If you’re reading this and struggling – speak up. There is no weakness in asking for help. The only weakness is pretending you don’t need it.

So … why do we keep doing it?

Because the kitchen is our canvas. Because food connects people – from hospital beds to wedding tables. Because we remember that first “Yes Chef” we said and it still echoes. Because one well-cooked roast can mend a broken day.

Because this life, with all its madness and scars, is worth it.

Not for the fame. Not for the hats. But for that look – the one a guest gives when they bite into something you made and their eyes say “Thank you. I feel seen.”

The next generation, and what I hope for them

To the apprentices just starting out: this career will shape you. It will hurt you. It will lift you. It will define you.

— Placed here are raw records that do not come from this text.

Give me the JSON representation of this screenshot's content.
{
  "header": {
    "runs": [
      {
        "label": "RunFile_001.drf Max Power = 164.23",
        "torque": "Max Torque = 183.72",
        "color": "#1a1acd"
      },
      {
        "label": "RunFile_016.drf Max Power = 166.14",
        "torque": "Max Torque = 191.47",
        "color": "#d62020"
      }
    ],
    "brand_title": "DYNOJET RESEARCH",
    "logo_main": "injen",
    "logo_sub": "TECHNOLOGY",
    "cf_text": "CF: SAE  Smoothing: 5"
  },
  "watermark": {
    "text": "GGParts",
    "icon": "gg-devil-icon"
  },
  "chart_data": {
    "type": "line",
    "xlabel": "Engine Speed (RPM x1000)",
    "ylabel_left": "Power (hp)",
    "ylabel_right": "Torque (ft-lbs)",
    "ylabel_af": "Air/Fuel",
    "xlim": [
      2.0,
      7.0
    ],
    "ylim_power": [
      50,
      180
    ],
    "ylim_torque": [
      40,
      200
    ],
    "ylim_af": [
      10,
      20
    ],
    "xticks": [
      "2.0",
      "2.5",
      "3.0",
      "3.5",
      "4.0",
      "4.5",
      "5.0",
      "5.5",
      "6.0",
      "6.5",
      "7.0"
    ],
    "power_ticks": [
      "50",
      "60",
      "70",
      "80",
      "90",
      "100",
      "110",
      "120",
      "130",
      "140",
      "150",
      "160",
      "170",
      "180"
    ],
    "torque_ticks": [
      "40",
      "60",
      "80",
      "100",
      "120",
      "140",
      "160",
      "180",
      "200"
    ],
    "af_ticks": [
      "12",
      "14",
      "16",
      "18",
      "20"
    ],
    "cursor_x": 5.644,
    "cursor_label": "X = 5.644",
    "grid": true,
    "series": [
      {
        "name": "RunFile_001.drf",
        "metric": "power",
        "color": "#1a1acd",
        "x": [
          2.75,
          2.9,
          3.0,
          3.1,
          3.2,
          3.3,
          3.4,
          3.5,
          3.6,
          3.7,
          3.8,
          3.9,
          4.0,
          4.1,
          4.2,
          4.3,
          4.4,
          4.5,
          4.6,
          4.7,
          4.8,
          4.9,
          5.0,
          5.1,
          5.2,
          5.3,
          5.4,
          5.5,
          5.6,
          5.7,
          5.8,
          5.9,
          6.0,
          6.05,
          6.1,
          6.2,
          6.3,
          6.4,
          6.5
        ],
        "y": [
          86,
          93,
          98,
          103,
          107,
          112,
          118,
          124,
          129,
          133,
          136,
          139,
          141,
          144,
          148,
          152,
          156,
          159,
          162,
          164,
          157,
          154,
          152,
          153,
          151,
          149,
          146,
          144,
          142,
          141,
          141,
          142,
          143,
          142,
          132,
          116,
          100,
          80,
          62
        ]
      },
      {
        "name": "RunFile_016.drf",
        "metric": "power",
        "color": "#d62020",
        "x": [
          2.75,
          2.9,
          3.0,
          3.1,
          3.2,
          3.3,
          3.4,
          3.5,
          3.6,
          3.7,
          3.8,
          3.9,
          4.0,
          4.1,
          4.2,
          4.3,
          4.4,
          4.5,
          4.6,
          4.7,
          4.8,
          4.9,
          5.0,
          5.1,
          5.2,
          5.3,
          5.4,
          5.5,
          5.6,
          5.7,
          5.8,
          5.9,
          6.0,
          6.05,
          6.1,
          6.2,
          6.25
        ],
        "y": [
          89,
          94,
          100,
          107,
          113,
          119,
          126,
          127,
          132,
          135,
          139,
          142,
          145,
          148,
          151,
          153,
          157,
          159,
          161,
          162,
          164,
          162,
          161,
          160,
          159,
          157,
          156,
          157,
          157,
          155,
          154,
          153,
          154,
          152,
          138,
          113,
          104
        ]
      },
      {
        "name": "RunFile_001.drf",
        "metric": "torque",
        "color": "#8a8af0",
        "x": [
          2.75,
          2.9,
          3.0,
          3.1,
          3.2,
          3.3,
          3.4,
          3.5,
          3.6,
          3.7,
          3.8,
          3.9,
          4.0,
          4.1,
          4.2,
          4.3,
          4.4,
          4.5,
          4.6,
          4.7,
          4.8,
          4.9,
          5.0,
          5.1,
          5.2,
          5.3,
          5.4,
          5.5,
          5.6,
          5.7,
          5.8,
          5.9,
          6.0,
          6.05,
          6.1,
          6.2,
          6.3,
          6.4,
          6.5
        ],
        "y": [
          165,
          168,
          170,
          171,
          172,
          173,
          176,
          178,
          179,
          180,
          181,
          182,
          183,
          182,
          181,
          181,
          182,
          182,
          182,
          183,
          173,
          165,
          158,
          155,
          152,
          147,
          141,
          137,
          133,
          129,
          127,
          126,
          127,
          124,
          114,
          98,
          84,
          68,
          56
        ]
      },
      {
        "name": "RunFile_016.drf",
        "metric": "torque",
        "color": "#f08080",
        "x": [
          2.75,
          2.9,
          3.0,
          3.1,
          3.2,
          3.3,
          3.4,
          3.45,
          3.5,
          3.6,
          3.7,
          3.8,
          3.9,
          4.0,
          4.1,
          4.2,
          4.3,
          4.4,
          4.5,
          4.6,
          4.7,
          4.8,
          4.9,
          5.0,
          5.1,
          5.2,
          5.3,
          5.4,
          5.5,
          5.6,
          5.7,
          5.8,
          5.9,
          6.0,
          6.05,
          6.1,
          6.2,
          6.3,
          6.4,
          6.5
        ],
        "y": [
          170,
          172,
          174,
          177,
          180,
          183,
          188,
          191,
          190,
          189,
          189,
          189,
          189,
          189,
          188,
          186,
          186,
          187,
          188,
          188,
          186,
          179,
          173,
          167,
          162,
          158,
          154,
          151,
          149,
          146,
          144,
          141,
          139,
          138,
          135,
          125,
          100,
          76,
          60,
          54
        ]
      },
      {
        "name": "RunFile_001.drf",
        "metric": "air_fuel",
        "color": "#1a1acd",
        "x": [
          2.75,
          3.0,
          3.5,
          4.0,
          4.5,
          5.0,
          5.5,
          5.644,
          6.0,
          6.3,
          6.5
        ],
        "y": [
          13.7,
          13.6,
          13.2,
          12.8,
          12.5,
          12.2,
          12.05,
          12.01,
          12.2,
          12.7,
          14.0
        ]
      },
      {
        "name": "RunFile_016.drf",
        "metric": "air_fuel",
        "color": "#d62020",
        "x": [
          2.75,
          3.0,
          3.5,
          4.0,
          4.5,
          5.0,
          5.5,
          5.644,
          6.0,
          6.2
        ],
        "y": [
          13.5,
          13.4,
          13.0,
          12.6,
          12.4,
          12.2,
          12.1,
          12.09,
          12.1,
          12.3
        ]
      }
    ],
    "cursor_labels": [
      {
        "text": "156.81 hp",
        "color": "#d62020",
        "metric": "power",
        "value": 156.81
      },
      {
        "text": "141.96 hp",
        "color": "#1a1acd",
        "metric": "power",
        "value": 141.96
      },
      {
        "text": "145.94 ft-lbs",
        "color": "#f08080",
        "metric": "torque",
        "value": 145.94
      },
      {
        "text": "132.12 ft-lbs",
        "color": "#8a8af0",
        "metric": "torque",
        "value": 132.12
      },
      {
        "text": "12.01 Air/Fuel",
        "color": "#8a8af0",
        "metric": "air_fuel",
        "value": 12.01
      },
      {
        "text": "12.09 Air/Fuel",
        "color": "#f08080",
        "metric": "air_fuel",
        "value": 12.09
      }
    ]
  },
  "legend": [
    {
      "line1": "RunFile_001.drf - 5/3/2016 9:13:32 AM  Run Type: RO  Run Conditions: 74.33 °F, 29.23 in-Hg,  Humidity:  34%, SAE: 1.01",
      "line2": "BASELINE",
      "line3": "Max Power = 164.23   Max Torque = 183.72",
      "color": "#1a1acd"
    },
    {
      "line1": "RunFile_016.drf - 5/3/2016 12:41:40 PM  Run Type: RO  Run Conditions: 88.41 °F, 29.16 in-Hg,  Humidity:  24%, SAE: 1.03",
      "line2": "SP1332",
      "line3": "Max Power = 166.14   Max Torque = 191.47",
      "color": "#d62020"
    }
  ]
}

But don’t lose yourself to it. Don’t forget your family. Don’t forget to rest. And never, ever forget why you picked up the knife.

The next generation of chefs must be smarter, kinder, more balanced. They must lead with both fire and compassion. They must cook with their head and their heart.

As for me? I’ll keep mentoring, keep fighting for real food in aged care, keep wearing my whites with pride. I’ll keep showing up for the next service – a little older, a little slower, but always grateful.

Because being a chef is not what I do. It’s who I am.